Since these events occurred, tenants have been “decanted” and the uncertainty of their “possible but not probable” return promulgated. If – from 2008 onwards – Poplar HARCA strongly suspected it would need to sell Balfron, why didn’t it just make a clean breast of it?

Paul Augarde argues it was simply communicating the truth of the situation, which was that Poplar HARCA did not know what was going to happen. “We were very straight,” he says. “If we’d given an absolute answer” to residents’ questions on returning, he says, “it would have been no. It would have been easier to say no.”

Decant

Poplar HARCA did not attribute the need to remove tenants in 2010 to the need to sell Balfron, instead citing a report which detailed safety risks to their remaining while work was carried out. It decided on this basis to “decant” all tenants. This makes sense – quite how people could remain in flats while their bathrooms and kitchens were renovated has never entirely been made clear. But the “decant” also meant that the sale of homes would from then on always be connected to the prospect of tenants moving back in, not to their being moved out. The question of the sale of homes would be framed around a “right of return”, not a “right to stay”.

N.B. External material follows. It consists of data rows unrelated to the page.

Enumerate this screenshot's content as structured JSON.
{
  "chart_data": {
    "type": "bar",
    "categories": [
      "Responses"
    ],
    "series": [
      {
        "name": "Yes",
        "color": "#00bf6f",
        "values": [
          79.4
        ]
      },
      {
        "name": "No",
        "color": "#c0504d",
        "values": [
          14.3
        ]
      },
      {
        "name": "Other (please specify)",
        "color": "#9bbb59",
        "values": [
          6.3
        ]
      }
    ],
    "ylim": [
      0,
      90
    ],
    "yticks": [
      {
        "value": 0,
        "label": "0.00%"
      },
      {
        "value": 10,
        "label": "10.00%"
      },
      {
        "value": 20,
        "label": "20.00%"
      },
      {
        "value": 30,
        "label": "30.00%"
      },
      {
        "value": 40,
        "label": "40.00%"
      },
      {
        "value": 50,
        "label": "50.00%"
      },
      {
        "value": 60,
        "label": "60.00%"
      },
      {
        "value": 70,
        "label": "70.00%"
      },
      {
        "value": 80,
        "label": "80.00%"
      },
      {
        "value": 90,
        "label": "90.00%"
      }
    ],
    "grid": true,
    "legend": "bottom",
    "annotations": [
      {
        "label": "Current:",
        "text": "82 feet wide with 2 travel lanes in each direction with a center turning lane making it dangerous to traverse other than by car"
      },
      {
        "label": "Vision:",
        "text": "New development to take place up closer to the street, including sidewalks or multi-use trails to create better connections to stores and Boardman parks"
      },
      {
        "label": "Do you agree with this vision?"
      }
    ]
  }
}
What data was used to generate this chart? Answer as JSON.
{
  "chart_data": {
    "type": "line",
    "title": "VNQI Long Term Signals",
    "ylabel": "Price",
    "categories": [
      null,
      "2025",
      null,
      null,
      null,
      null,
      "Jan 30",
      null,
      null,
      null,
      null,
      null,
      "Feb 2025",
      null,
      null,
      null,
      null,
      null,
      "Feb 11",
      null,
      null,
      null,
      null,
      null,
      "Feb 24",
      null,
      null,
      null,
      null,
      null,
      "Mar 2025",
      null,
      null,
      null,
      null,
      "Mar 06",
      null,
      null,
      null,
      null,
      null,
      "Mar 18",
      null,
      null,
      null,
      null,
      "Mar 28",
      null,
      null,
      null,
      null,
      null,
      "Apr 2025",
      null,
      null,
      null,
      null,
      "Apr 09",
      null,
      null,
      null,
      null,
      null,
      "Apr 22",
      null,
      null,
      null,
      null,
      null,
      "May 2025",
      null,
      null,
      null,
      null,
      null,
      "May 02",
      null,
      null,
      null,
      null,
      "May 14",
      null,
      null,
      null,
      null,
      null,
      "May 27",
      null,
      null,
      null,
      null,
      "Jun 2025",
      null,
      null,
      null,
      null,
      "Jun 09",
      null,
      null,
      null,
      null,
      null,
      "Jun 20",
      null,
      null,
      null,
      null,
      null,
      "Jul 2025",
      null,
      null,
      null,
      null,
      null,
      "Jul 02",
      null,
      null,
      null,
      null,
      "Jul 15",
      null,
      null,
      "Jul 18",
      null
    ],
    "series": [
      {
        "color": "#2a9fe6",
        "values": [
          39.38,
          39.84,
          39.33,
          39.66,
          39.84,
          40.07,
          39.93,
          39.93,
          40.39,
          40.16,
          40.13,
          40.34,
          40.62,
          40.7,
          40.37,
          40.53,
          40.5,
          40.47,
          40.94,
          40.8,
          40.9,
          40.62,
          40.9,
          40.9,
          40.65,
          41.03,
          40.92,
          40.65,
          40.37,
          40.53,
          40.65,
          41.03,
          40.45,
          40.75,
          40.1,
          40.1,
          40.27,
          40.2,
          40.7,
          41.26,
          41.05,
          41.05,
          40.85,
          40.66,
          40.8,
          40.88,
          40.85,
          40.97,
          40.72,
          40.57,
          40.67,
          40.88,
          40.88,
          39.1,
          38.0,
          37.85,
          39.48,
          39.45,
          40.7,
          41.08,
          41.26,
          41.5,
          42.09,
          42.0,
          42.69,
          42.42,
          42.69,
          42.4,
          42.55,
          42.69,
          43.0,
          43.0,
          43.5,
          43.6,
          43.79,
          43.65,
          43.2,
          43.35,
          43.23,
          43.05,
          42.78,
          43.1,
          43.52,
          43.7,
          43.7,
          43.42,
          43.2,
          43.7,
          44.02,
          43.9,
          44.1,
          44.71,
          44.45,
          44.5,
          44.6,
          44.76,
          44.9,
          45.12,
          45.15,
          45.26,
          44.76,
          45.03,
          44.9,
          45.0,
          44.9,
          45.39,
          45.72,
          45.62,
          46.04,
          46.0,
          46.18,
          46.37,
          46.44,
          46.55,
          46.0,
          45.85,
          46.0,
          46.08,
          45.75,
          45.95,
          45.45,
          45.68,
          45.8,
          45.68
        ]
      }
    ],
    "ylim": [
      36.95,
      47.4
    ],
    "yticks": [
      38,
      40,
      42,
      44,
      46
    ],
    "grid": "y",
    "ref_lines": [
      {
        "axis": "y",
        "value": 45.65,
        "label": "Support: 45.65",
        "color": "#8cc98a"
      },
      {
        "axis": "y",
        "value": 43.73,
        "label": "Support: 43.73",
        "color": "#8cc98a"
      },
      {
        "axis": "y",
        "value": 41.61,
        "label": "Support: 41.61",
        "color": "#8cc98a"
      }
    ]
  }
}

This was the manner in which the issue was presented to tenants, who were briefed by Poplar HARCA at the end of September 2010 on the need to leave their homes. The briefing could have been clearer: “Up until reading about the process of decanting I thought we were going to temporary housing and then return,” says Michael Newman, a tenant of Balfron for many years. Printed communications, however, boded ill: “The document that I looked at was on the process of decanting, and it made no statement that I could find on returning.”

The omission caused such alarm that by October it was the subject of an FAQ on a fact-sheet distributed by Poplar HARCA. “Can I move back in when the works are complete?” was “one of the questions we just don’t know the answer to yet”, the sheet stated, before raising the prospect of selling more Balfron flats than originally intended: “We have had to re-think how we pay for the works.”

In November 2010, Newman wrote an eloquent and moving letter to Andrea Baker, Director of Housing at Poplar HARCA, asking if there had been a misunderstanding: “[I] see my flat, my home, as a safe haven with memories of my brothers, and an inspirational, poetic view that has helped me through very difficult times,” he wrote. “I have lived for the past few weeks with the worry of losing my home.

“I am writing to ask you to reassure me about my home and our community.” Baker wrote back the very next day. But she was unable to offer anything further by way of reassurance than the “possibly but not probably have a right of return” formulation.

“Right of return”, not “right to stay”

From 2010, Poplar HARCA worked with residents on relocating. Building work was (and still is) yet to start. As years went by, the realistic option for waiting residents was to cease to pursue even a moral “right of return”.

“I have been treated very well by HARCA in the decant and do feel gratitude for how they supported the move,” says Michael Newman now. He has resettled in Carradale House. “I am now happy where I live. I can see my old flat from the balcony of my new one, and I am starting a new life.”

So is Balfron Tower. Now that all tenants have been re-housed, physically and psychologically, Poplar HARCA has finally applied for planning permission for the refurbishment and has formed a partnership with developer London Newcastle to sell the flats.

What comes of all this? It’s astonishing that a social landlord started with the plan of refurbishing a listed building for its social tenants and found that it was able to do so only if it sold the building into private hands – while still being contractually obliged to carry out the work. Other housing associations may well be put off by this from pursuing such ambitious projects, and it is a shame, to say the very least, that Poplar HARCA, for all its achievements, could not set them a better example.